Security: Memory Leak in the function TEE_PopulateTransientObject

[c01dkit]

Affected components：

affected source code file: /tee/lib/libutee/tee_api_objects.c, affected functions: TEE_PopulateTransientObject and __utee_from_attr

Attack vector(s)

To exploit the vulnerability, invoke the function TEE_PopulateTransientObject and pass a large number of the parameter "attrCount"

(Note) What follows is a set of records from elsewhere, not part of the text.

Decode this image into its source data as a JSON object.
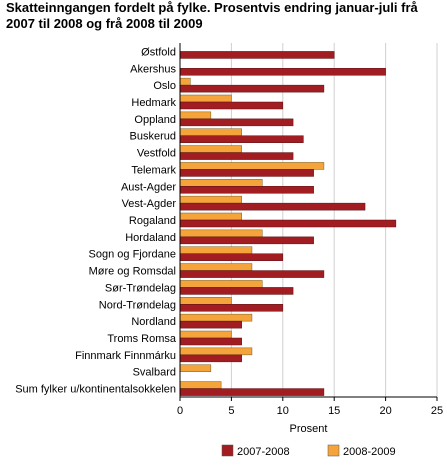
{
  "chart_data": {
    "type": "bar",
    "orientation": "horizontal",
    "title_line1": "Skatteinngangen fordelt på fylke. Prosentvis endring januar-juli frå",
    "title_line2": "2007 til 2008 og frå 2008 til 2009",
    "xlabel": "Prosent",
    "ylabel": "",
    "xlim": [
      0,
      25
    ],
    "xticks": [
      0,
      5,
      10,
      15,
      20,
      25
    ],
    "grid": true,
    "legend_position": "bottom",
    "categories": [
      "Østfold",
      "Akershus",
      "Oslo",
      "Hedmark",
      "Oppland",
      "Buskerud",
      "Vestfold",
      "Telemark",
      "Aust-Agder",
      "Vest-Agder",
      "Rogaland",
      "Hordaland",
      "Sogn og Fjordane",
      "Møre og Romsdal",
      "Sør-Trøndelag",
      "Nord-Trøndelag",
      "Nordland",
      "Troms Romsa",
      "Finnmark Finnmárku",
      "Svalbard",
      "Sum fylker u/kontinentalsokkelen"
    ],
    "series": [
      {
        "name": "2007-2008",
        "color": "#a11d21",
        "values": [
          15,
          20,
          14,
          10,
          11,
          12,
          11,
          13,
          13,
          18,
          21,
          13,
          10,
          14,
          11,
          10,
          6,
          6,
          6,
          0,
          14
        ]
      },
      {
        "name": "2008-2009",
        "color": "#f4a43a",
        "values": [
          0,
          0,
          1,
          5,
          3,
          6,
          6,
          14,
          8,
          6,
          6,
          8,
          7,
          7,
          8,
          5,
          7,
          5,
          7,
          3,
          4
        ]
      }
    ]
  }
}
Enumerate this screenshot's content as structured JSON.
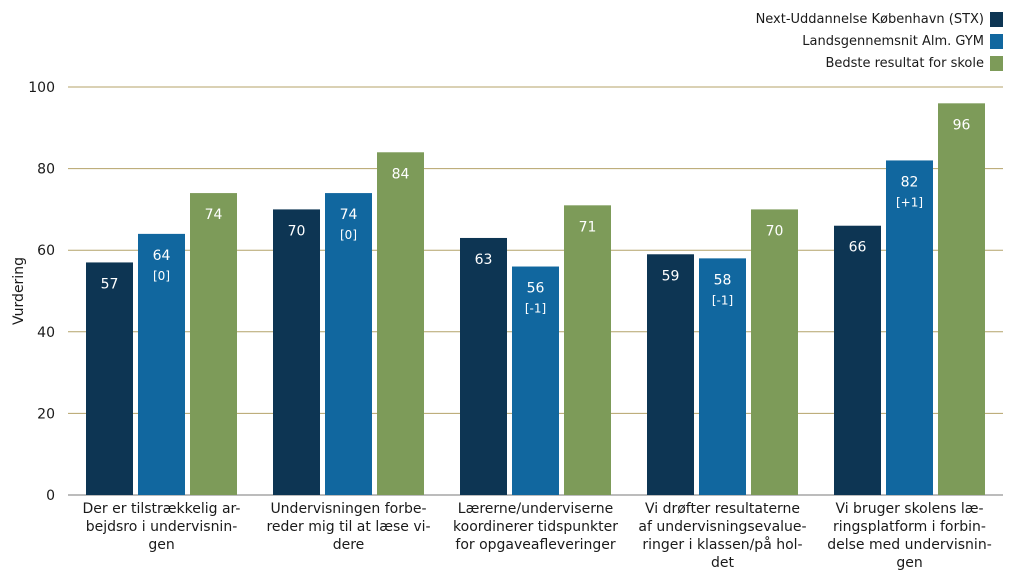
{
  "chart_data": {
    "type": "bar",
    "ylabel": "Vurdering",
    "xlabel": "",
    "ylim": [
      0,
      100
    ],
    "yticks": [
      0,
      20,
      40,
      60,
      80,
      100
    ],
    "grid": true,
    "legend_position": "top-right",
    "categories": [
      [
        "Der er tilstrækkelig ar-",
        "bejdsro i undervisnin-",
        "gen"
      ],
      [
        "Undervisningen forbe-",
        "reder mig til at læse vi-",
        "dere"
      ],
      [
        "Lærerne/underviserne",
        "koordinerer tidspunkter",
        "for opgaveafleveringer"
      ],
      [
        "Vi drøfter resultaterne",
        "af undervisningsevalue-",
        "ringer i klassen/på hol-",
        "det"
      ],
      [
        "Vi bruger skolens læ-",
        "ringsplatform  i forbin-",
        "delse med undervisnin-",
        "gen"
      ]
    ],
    "series": [
      {
        "name": "Next-Uddannelse København (STX)",
        "color": "#0d3553",
        "values": [
          57,
          70,
          63,
          59,
          66
        ]
      },
      {
        "name": "Landsgennemsnit Alm. GYM",
        "color": "#11679f",
        "values": [
          64,
          74,
          56,
          58,
          82
        ],
        "annotations": [
          "[0]",
          "[0]",
          "[-1]",
          "[-1]",
          "[+1]"
        ]
      },
      {
        "name": "Bedste resultat for skole",
        "color": "#7d9b59",
        "values": [
          74,
          84,
          71,
          70,
          96
        ]
      }
    ]
  }
}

Suggested description of the vulnerability for use in the CVE

Memory leak in TEE_PopulateTransientObject and __utee_from_attr functions in Samsung Electronics mTower v0.3.0(and earlier) allows a trusted application to trigger denial of service and information disclosure via invoking the function TEE_PopulateTransientObject with a large number of the parameter "attrCount".

Reference(s)

https://github.com/Samsung/mTower

mTower/tee/lib/libutee/tee_api_objects.c

Line 283 in 18f4b59

TEE_Result TEE_PopulateTransientObject(TEE_ObjectHandle object,

Additional information

The TEE_PopulateTransientObject function takes a number "attrCount" and create an array "ua". This value is passed by TA, and TEE_PopulateTransientObject does not check its size. Then it is passed to __utee_from_attr. The __utee_from_attr function tries to copy data from "attrs" to "ua". The problem appears in the assignments in the for loop. If the attr_count is too large, "ua" will overlap the memory region of other TAs' (tampering data such as global variables, or causing TEE crash and triggers denial of service because of illegal address dereference).

Contact

c01dkit@outlook.com

[tdrozdovsky]

The issue will be reviewed and fixed as soon as possible.